Sunday, September 9, 2012

Why to Buy Art?

In this climate of economic uncertainty, everyone is challenged to balance out their priorities. A luxury item like original fine art can easily be something that slips through the cracks in a tightening household budget. Reproductions, photographs, even large and inexpensive quickly-spun renditions might be more tempting than the substantial investment toward becoming a collector of an artist you may have watched season and mature over the years. When the economy goes stale, the artists are like the canary in the coal mine, they're the first ones that feel it. Home ownership isn't the sure investment it once was, and the illusion of personal wealth no longer bolsters the courage to start an ambitious collection of orginal artwork.

However, four years after the big financial collapse, most of the artists you've been following are still here. Much of this comes from artists' ability to think outside the box, and diversify their activities to augment what was once a simple formula to create it and sell it.

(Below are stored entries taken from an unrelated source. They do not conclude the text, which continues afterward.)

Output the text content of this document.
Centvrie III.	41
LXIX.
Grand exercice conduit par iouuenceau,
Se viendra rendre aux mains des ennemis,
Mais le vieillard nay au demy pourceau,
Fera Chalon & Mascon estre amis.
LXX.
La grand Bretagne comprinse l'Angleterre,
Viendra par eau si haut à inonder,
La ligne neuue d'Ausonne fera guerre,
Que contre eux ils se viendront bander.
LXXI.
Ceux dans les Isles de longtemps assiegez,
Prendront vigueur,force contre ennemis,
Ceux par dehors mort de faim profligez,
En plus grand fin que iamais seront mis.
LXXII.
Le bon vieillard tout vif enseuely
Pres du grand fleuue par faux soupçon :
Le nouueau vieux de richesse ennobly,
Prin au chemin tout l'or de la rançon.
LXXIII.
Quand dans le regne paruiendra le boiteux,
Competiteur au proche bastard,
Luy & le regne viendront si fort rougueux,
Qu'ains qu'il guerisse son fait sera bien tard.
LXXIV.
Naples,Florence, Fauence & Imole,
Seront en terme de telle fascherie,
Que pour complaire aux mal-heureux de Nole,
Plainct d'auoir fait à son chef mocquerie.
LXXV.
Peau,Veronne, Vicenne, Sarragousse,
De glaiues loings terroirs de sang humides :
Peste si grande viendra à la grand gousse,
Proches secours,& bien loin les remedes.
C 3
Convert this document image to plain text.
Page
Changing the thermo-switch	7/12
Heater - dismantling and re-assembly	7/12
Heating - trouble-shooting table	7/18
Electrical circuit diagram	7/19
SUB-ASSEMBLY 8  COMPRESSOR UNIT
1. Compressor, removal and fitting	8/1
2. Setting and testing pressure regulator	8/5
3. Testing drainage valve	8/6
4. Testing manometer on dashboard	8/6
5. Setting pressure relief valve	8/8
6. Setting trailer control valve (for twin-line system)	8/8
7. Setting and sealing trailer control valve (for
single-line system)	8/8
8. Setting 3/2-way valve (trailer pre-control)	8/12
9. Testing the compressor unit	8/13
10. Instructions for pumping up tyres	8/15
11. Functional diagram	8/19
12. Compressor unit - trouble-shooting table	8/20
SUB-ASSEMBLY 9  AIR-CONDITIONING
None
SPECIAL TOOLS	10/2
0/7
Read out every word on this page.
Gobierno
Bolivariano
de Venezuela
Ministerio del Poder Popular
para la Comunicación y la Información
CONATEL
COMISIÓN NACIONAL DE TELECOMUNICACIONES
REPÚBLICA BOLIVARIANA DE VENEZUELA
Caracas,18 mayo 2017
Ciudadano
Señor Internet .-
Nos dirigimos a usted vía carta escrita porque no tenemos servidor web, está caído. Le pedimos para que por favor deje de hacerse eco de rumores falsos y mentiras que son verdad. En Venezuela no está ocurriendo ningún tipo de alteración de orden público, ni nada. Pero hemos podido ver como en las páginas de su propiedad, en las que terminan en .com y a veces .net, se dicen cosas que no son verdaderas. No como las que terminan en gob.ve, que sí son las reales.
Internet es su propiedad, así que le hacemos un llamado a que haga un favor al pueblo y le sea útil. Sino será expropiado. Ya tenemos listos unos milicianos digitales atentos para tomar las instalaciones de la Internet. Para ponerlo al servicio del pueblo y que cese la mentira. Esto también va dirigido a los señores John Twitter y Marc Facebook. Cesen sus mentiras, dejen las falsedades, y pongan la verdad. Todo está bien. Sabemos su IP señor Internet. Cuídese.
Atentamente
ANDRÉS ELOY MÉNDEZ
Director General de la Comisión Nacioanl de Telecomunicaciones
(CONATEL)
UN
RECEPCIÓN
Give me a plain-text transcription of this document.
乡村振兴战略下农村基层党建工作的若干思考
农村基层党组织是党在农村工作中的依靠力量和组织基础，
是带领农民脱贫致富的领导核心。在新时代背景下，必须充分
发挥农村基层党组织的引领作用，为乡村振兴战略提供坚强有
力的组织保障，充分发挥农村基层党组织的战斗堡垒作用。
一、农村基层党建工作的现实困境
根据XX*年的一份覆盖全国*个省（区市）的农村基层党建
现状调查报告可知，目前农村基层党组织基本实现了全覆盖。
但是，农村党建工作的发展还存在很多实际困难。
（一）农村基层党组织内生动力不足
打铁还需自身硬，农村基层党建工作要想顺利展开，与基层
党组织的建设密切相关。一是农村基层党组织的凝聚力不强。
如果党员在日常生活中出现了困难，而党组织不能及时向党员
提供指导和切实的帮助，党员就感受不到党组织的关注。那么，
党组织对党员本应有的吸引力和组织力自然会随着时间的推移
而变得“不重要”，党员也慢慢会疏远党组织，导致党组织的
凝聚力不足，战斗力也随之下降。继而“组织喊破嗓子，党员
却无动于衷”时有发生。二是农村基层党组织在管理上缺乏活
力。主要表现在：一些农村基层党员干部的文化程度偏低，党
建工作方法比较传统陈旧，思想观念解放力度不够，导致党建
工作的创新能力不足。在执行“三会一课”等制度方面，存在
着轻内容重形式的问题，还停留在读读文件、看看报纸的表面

However, the answer may more importantly lie in how the public has also evolved through these past few years. People that buy artwork do so because they value themselves, and their own lives. Just like travel experiences, the notion that you can't take it with you winds up being the very reason to become more than you've ever been, by living and experiencing a range of perspectives. We see ourselves as more important when we gain a greater scope of reference, and this is the same personal investment that buying art can represent. The person that purchases art is saying they love their home, and they love their own life, and they value surrounding themselves with meaning and content.

The notion of art being a financial investment is barely considered, as people value their own personal investment as more valid and meaningful. Artists by nature are tempered by the challenges of what they do, and now more than ever, the public's support and recognition of their efforts becomes part of what great things the artists themselves can become. Together, everybody raises the bar on what we demand from these times, from ourselves, and from each other. These are magical times.